Operationalize the principle of AI model governability through control evaluations, in addition to scheming evaluations (for instance, self-exfiltration). This allows evaluators to assess whether, if scheming were not detected, unintended consequences could be mitigated and the AI model could be disengaged, if necessary.
Recommendation (2). When It Should Be Tested
In the upcoming guidance, DoW, ODNI, NIST, and CAISI should:
Leverage developmental testing and evaluation (T&E) to perform the recommended suite of scheming evaluations and control evaluations in controlled environments in a safe and effective manner.
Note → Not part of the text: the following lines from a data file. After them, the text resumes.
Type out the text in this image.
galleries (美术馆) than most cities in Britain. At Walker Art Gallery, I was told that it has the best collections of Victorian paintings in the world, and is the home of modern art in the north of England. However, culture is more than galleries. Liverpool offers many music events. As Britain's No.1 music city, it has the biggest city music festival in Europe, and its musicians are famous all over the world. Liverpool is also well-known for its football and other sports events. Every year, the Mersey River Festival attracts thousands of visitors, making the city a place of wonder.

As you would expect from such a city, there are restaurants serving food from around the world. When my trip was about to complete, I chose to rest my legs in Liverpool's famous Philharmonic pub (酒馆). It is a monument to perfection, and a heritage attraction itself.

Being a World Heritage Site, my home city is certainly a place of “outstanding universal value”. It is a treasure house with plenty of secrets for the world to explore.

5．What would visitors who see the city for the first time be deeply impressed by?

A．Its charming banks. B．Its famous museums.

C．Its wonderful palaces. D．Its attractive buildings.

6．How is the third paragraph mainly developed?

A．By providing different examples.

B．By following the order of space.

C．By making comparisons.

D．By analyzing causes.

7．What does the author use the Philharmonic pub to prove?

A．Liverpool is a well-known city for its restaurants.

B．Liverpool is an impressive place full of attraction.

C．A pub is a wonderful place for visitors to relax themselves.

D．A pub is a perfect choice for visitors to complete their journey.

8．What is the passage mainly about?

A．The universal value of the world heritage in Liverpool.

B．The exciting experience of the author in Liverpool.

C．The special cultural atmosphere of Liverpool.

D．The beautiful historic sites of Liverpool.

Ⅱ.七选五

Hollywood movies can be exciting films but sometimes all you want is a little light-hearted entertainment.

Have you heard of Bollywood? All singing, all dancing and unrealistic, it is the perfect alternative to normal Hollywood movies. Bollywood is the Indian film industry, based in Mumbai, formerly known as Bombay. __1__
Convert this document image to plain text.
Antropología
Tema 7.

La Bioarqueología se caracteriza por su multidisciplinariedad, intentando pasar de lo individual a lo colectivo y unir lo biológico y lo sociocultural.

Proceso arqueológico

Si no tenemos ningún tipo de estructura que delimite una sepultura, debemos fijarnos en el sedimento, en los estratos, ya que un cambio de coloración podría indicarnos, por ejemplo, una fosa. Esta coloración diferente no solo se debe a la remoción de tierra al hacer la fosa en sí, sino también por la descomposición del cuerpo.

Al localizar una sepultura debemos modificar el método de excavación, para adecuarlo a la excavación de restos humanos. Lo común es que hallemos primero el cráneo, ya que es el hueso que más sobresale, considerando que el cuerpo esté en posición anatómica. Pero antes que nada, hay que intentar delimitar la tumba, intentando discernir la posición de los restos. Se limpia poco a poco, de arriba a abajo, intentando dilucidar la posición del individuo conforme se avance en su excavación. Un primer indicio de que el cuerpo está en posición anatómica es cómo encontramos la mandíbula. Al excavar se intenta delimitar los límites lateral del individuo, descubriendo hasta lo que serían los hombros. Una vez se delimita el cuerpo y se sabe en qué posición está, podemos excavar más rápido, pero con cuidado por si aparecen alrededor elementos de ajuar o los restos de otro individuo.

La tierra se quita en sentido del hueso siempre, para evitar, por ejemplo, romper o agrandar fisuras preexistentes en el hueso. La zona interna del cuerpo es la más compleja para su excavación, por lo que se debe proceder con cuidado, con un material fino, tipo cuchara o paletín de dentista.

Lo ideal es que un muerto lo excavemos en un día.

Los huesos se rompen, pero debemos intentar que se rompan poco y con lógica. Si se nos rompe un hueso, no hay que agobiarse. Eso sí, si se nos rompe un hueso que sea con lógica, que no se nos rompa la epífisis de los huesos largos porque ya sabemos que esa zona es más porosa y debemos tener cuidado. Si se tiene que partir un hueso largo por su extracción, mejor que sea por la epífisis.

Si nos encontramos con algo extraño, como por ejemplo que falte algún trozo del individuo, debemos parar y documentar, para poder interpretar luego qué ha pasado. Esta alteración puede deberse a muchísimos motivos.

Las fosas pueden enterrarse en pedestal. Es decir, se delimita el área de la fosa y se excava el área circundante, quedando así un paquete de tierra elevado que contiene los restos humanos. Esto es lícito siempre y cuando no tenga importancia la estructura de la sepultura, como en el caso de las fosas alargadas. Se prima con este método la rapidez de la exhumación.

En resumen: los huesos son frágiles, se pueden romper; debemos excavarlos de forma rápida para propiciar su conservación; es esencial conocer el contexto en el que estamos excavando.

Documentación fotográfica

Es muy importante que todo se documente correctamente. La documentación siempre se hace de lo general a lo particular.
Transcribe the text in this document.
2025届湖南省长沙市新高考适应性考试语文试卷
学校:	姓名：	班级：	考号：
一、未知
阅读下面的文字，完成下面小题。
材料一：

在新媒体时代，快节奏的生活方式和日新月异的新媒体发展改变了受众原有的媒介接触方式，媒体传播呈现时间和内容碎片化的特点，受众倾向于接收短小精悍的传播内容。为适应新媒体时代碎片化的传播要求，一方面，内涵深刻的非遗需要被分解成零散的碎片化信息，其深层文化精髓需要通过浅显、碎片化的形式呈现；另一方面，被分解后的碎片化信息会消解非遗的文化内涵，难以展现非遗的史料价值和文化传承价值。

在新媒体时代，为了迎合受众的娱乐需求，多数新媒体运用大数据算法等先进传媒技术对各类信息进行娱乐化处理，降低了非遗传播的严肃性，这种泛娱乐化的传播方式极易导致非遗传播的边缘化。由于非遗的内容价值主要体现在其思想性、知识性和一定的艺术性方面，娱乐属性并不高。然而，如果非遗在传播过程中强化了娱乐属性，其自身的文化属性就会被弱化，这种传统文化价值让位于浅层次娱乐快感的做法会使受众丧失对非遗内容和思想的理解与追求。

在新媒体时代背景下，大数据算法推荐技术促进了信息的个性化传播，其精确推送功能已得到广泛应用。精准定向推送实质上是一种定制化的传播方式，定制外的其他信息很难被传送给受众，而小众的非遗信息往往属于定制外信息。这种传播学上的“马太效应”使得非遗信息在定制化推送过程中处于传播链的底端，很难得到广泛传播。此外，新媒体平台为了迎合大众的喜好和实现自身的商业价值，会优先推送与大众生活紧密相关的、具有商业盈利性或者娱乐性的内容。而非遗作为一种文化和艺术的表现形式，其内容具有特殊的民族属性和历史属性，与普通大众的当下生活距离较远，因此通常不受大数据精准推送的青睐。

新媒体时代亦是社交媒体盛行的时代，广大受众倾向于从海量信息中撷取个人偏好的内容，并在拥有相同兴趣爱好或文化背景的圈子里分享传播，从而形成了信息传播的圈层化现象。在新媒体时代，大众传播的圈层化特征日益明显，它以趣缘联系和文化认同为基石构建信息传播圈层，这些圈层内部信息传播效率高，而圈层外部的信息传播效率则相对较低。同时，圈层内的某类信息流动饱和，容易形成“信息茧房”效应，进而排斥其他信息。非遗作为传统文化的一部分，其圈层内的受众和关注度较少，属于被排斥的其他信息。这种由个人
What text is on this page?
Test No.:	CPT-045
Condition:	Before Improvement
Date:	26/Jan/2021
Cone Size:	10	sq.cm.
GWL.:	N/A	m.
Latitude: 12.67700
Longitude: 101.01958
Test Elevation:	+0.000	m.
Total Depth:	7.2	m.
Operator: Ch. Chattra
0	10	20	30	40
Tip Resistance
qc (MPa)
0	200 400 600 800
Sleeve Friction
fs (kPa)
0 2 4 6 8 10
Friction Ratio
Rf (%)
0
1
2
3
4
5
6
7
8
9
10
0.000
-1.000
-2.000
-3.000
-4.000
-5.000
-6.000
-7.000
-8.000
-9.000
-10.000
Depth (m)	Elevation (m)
Leverage operational T&E to repeat scheming evaluations and control evaluations in operationally realistic environments, and clarify that operational T&E should be an iterative and incremental process that starts with low-stakes settings (i.e., limited affordances and permissions, and low expected impact in the real world) and unclassified information, and gradually transitions to higher-stakes settings. Meanwhile, behaviors of concern detected during operational T&E should revert to developmental T&E for further inspection.
Recommendation (3). How It Can Help Make Informed Decisions
In the upcoming guidance, DoW, ODNI, NIST, and CAISI should:
Clarify that agencies should pre-define expectations on the results of the scheming and control evaluations, and establish a minimum viable procedure for running these evaluations. For this purpose, agencies could rely on the Testing and Evaluation Master Plan (TEMP).
Clarify that agencies should then compare the evaluation results obtained during the developmental T&E and operational T&E against these expectations to determine whether an AI model is sufficiently reliable and governable, or not.
Recommendation (4). Pending the New Guidance
In the interim period until new guidance is implemented, DoW and the Department of Homeland Security (DHS) should:
Leverage their OT authority strategically, and embed expectations on evaluation best practices as well as scheming and control evaluations within prototype OT agreements’ success metrics, in the form of acceptable failure rates.